- 17 December 2015
- Transport / Logistics Services
International delivery company FedEx has reported “solid” earnings for the second quarter (Q2) of 2015.
Speaking of FedEx’s earnings over the last quarter, FedEx Chairman Frederick W Smith said, ““FedEx Corp. posted solid earnings despite continued weakness in industrial production and global trade, and we are making impressive progress toward our goals to increase margins, earnings per share, cash flows, and returns on invested capital.”
He added: “A record number of holiday shipments – fueled by the steady rise of e-commerce – are flowing through the FedEx global networks.”
FedEx Express reported revenue of $6.69bn, down 6% from last year’s $7.02bn. However operating income grew 26% to $622 million.
A statement from the company said, “Revenue decreased 6%, as lower fuel surcharges and unfavorable currency exchange rates more than offset base yield growth. U.S. domestic package volume increased 1%, driven by growth in overnight package. U.S. domestic revenue per package decreased 2% due to lower fuel surcharges, partially offset by higher base rates.”
FedEx Ground reported revenue was up by 32% to $4.05bn with operating revenue up 13% to $526 million.
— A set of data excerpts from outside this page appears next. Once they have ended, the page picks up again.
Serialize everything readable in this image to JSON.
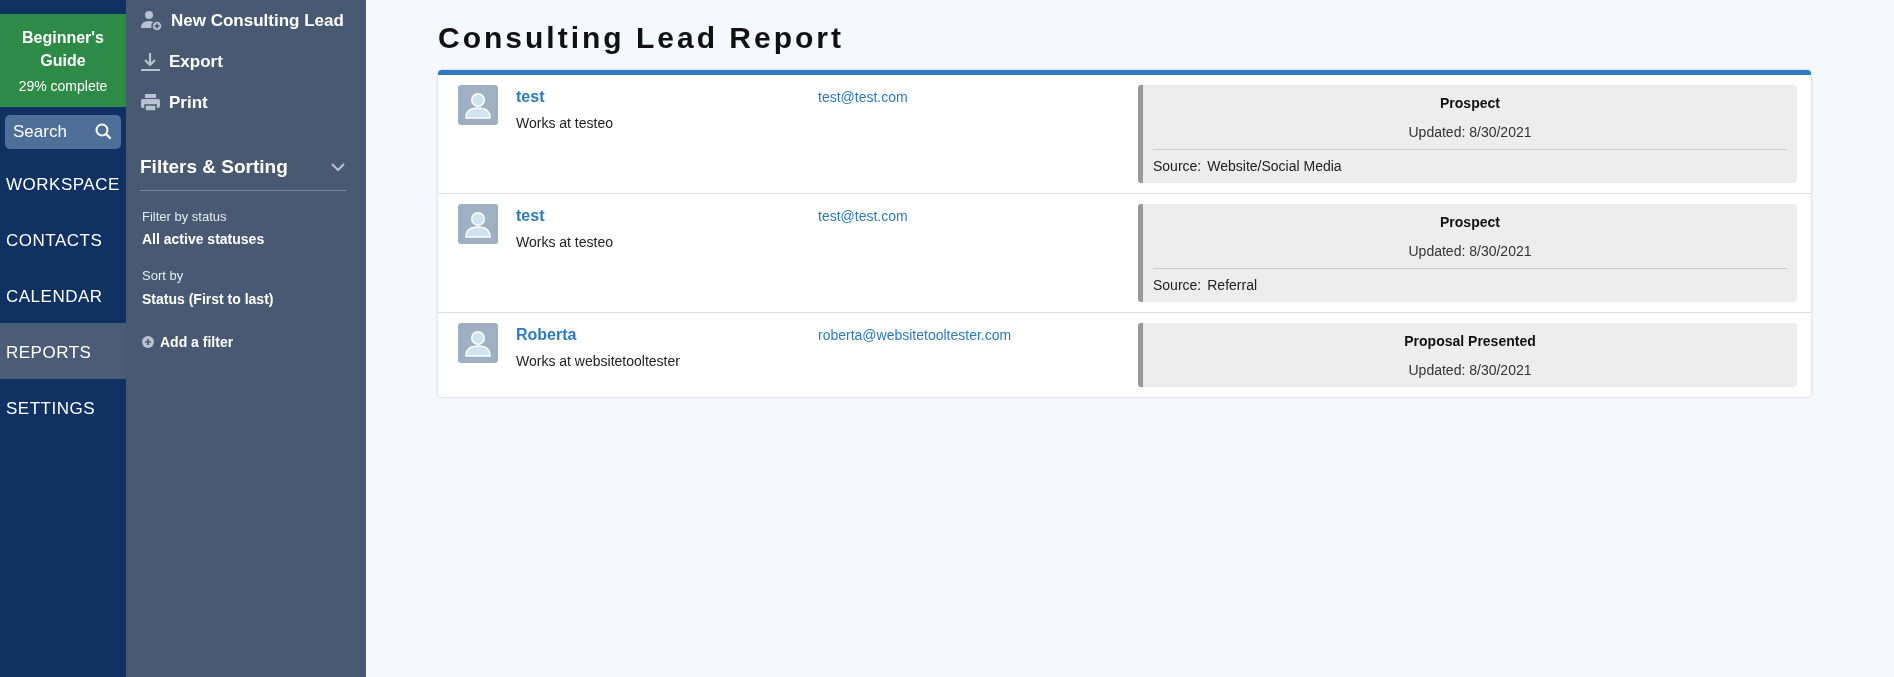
{
  "guide": {
    "title": "Beginner's Guide",
    "progress": "29% complete"
  },
  "search": {
    "placeholder": "Search"
  },
  "nav": [
    {
      "label": "WORKSPACE",
      "selected": false
    },
    {
      "label": "CONTACTS",
      "selected": false
    },
    {
      "label": "CALENDAR",
      "selected": false
    },
    {
      "label": "REPORTS",
      "selected": true
    },
    {
      "label": "SETTINGS",
      "selected": false
    }
  ],
  "actions": [
    {
      "kind": "add-person",
      "label": "New Consulting Lead"
    },
    {
      "kind": "download",
      "label": "Export"
    },
    {
      "kind": "print",
      "label": "Print"
    }
  ],
  "filters": {
    "title": "Filters & Sorting",
    "expanded": true,
    "groups": [
      {
        "label": "Filter by status",
        "value": "All active statuses"
      },
      {
        "label": "Sort by",
        "value": "Status (First to last)"
      }
    ],
    "add": "Add a filter"
  },
  "page_title": "Consulting Lead Report",
  "leads": [
    {
      "name": "test",
      "company": "Works at testeo",
      "email": "test@test.com",
      "status": "Prospect",
      "updated": "Updated: 8/30/2021",
      "source_label": "Source:",
      "source": "Website/Social Media"
    },
    {
      "name": "test",
      "company": "Works at testeo",
      "email": "test@test.com",
      "status": "Prospect",
      "updated": "Updated: 8/30/2021",
      "source_label": "Source:",
      "source": "Referral"
    },
    {
      "name": "Roberta",
      "company": "Works at websitetooltester",
      "email": "roberta@websitetooltester.com",
      "status": "Proposal Presented",
      "updated": "Updated: 8/30/2021"
    }
  ]
}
FedEx Freight saw revenues were down 2% to $1.55bn and operating income down 10% to $101 million.
The statement from FedEx suggested that the fall in Freight revenues was, “primarily due to salaries and employee benefits expense significantly outpacing lower-than-anticipated volume”.
In the next couple of months the company will seal the deal and join with European international delivery company TNT. This will make it the second biggest international delivery business in Europe, and should significantly boost revenues once the merger has taken place. As with all mergers, while the process takes place it is expected to cause some bumps in the road, but once complete this should make the business a significant force to be reckoned with.